Anne Schwanewilms zingt zo te horen haar eerste Feldmarschallin en heeft tekstueel en vooral muzikaal nogal wat slordigheden. Zij houdt zich onderkoeld met non-vibrato tonen in. Zij houdt ook van lispelen en de medeklinkers in woorden als “jetzt” en “gepflogenheiten” zijn koren op haar molen. Veteraan Kurt Rydl is kostelijk als Baron Ochs auf Lerchenau en heeft nog een lekkere lage C in huis. Sally Matthews heeft helaas niet de lyrische coloratuursopraan voor Sophie. Net als in 2004 zijn Brian Galliford als de Haushofmeister bei Faninal en Ellen van Haaren als Jungfer Marianne Leitmetzerin fantastisch vermakelijk en je kunt je ogen niet van ze afhouden. Sir Simon Rattle is weer even terug bij het Rotterdams Philharmonisch, het orkest waar sinds 1978 met steeds grotere intervallen de rol van vaste gastdirigent vervult. De langgerekte, eerste akte heeft een enigszins begrafenistempo, maar de beide laatste akten zijn sterk. Na een rommelig begin weet hij de spanning van de lijnen vast te houden, de ritmische stuwing te laten leven en de structuur helder te houden. DNO had hem een betere bezetting kunnen bieden.

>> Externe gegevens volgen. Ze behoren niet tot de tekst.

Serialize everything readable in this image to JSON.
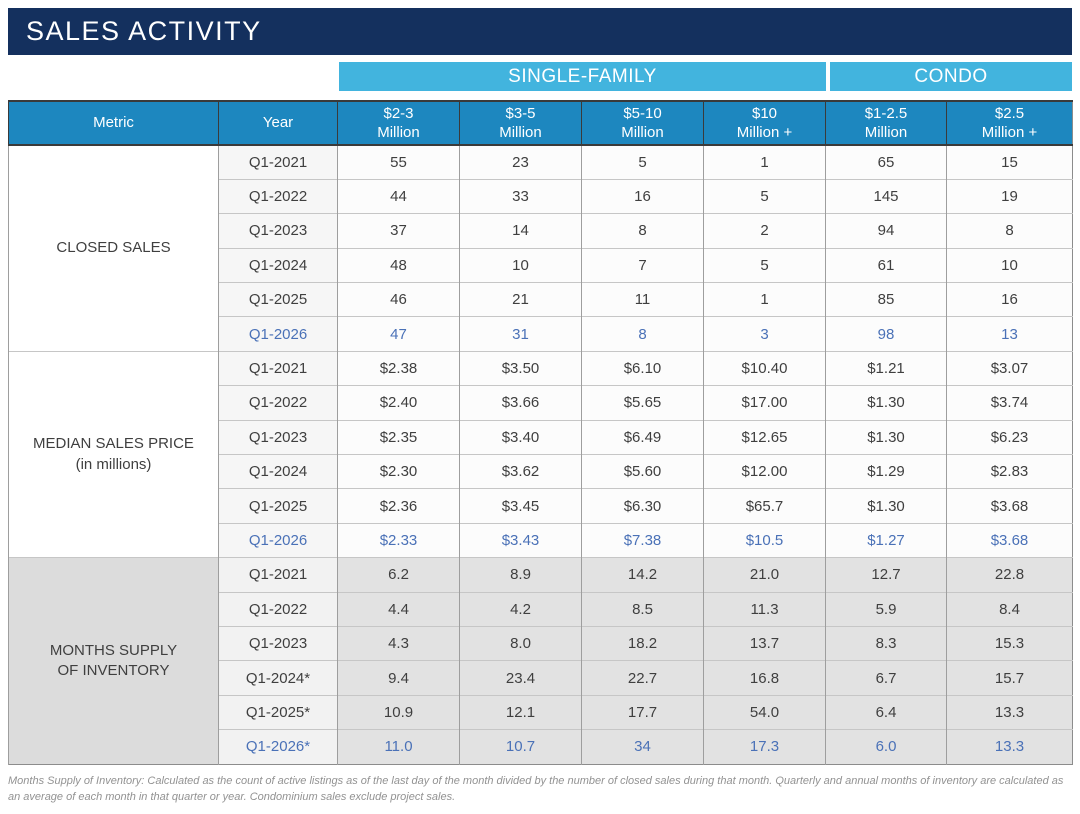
{
  "title": "SALES ACTIVITY",
  "bands": [
    {
      "label": "SINGLE-FAMILY",
      "span": 4
    },
    {
      "label": "CONDO",
      "span": 2
    }
  ],
  "table": {
    "header": {
      "metric": "Metric",
      "year": "Year",
      "price_ranges": [
        "$2-3\nMillion",
        "$3-5\nMillion",
        "$5-10\nMillion",
        "$10\nMillion +",
        "$1-2.5\nMillion",
        "$2.5\nMillion +"
      ]
    },
    "sections": [
      {
        "metric": "CLOSED SALES",
        "shaded": false,
        "rows": [
          {
            "year": "Q1-2021",
            "values": [
              "55",
              "23",
              "5",
              "1",
              "65",
              "15"
            ],
            "highlight": false
          },
          {
            "year": "Q1-2022",
            "values": [
              "44",
              "33",
              "16",
              "5",
              "145",
              "19"
            ],
            "highlight": false
          },
          {
            "year": "Q1-2023",
            "values": [
              "37",
              "14",
              "8",
              "2",
              "94",
              "8"
            ],
            "highlight": false
          },
          {
            "year": "Q1-2024",
            "values": [
              "48",
              "10",
              "7",
              "5",
              "61",
              "10"
            ],
            "highlight": false
          },
          {
            "year": "Q1-2025",
            "values": [
              "46",
              "21",
              "11",
              "1",
              "85",
              "16"
            ],
            "highlight": false
          },
          {
            "year": "Q1-2026",
            "values": [
              "47",
              "31",
              "8",
              "3",
              "98",
              "13"
            ],
            "highlight": true
          }
        ]
      },
      {
        "metric": "MEDIAN SALES PRICE\n(in millions)",
        "shaded": false,
        "rows": [
          {
            "year": "Q1-2021",
            "values": [
              "$2.38",
              "$3.50",
              "$6.10",
              "$10.40",
              "$1.21",
              "$3.07"
            ],
            "highlight": false
          },
          {
            "year": "Q1-2022",
            "values": [
              "$2.40",
              "$3.66",
              "$5.65",
              "$17.00",
              "$1.30",
              "$3.74"
            ],
            "highlight": false
          },
          {
            "year": "Q1-2023",
            "values": [
              "$2.35",
              "$3.40",
              "$6.49",
              "$12.65",
              "$1.30",
              "$6.23"
            ],
            "highlight": false
          },
          {
            "year": "Q1-2024",
            "values": [
              "$2.30",
              "$3.62",
              "$5.60",
              "$12.00",
              "$1.29",
              "$2.83"
            ],
            "highlight": false
          },
          {
            "year": "Q1-2025",
            "values": [
              "$2.36",
              "$3.45",
              "$6.30",
              "$65.7",
              "$1.30",
              "$3.68"
            ],
            "highlight": false
          },
          {
            "year": "Q1-2026",
            "values": [
              "$2.33",
              "$3.43",
              "$7.38",
              "$10.5",
              "$1.27",
              "$3.68"
            ],
            "highlight": true
          }
        ]
      },
      {
        "metric": "MONTHS SUPPLY\nOF INVENTORY",
        "shaded": true,
        "rows": [
          {
            "year": "Q1-2021",
            "values": [
              "6.2",
              "8.9",
              "14.2",
              "21.0",
              "12.7",
              "22.8"
            ],
            "highlight": false
          },
          {
            "year": "Q1-2022",
            "values": [
              "4.4",
              "4.2",
              "8.5",
              "11.3",
              "5.9",
              "8.4"
            ],
            "highlight": false
          },
          {
            "year": "Q1-2023",
            "values": [
              "4.3",
              "8.0",
              "18.2",
              "13.7",
              "8.3",
              "15.3"
            ],
            "highlight": false
          },
          {
            "year": "Q1-2024*",
            "values": [
              "9.4",
              "23.4",
              "22.7",
              "16.8",
              "6.7",
              "15.7"
            ],
            "highlight": false
          },
          {
            "year": "Q1-2025*",
            "values": [
              "10.9",
              "12.1",
              "17.7",
              "54.0",
              "6.4",
              "13.3"
            ],
            "highlight": false
          },
          {
            "year": "Q1-2026*",
            "values": [
              "11.0",
              "10.7",
              "34",
              "17.3",
              "6.0",
              "13.3"
            ],
            "highlight": true
          }
        ]
      }
    ]
  },
  "footnote": "Months Supply of Inventory: Calculated as the count of active listings as of the last day of the month divided by the number of closed sales during that month. Quarterly and annual months of inventory are calculated as an average of each month in that quarter or year. Condominium sales exclude project sales.",
  "colors": {
    "navy_header": "#14305e",
    "band_blue": "#42b4de",
    "table_header_blue": "#1d87bf",
    "highlight_text_blue": "#4a71b7",
    "shaded_section_gray": "#e2e2e2"
  }
}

Zijn concept van deze ‘Der Rosenkavalier’ is nog steeds van Willy Decker ingevuld met een sterke personenregie van Brigitte Fassbaender. Het decor is zoals altijd bij Decker een bouwdoos en deze keer schuin mogelijk ten teken van de bedorven Weense maatschappij in die tijd met overspel en intriges. Het decor had in de tweede akte vanwege akoestieke redenen beter tot de helft kunnen worden gebracht, ant het is een grote ruimte waarin niet veel gebeurt. Fassbaender zet gedetailleerd het verhaal neer en elk personages is tot in de puntjes uitgewerkt. Sommige details – zoals lucht dat uit een theekannetje geschonken wordt – verdienen nog aandacht. Wellicht was Fassbaender zelf ook niet tevreden met het eindresultaat, want bij het eindapplaus was zij er niet.

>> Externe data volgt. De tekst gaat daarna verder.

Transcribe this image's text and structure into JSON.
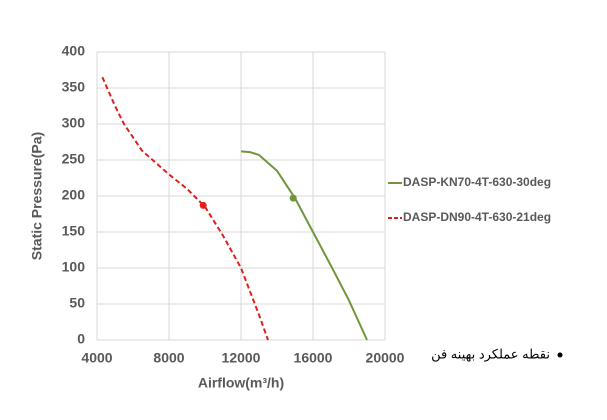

De enquête, die na afloop van de voorstelling aan de bezoekers werd meegegeven, is een farce en zegt veel over de mate van zelfreflectie van DNO. Bij de vraag “welke eigenschappen passen goed bij DNO” kan men alleen een keuze maken uit de antwoorden “ruig, sympathiek, goedig, mannelijk, uniek, zachtmoedig, vrouwelijk, ferm, gedurfd, non-conformistisch, opgewekt, degelijk, creatief, zelfverzekerd, actief of precies”. De keuze “arrogant” kan men helaas niet invullen.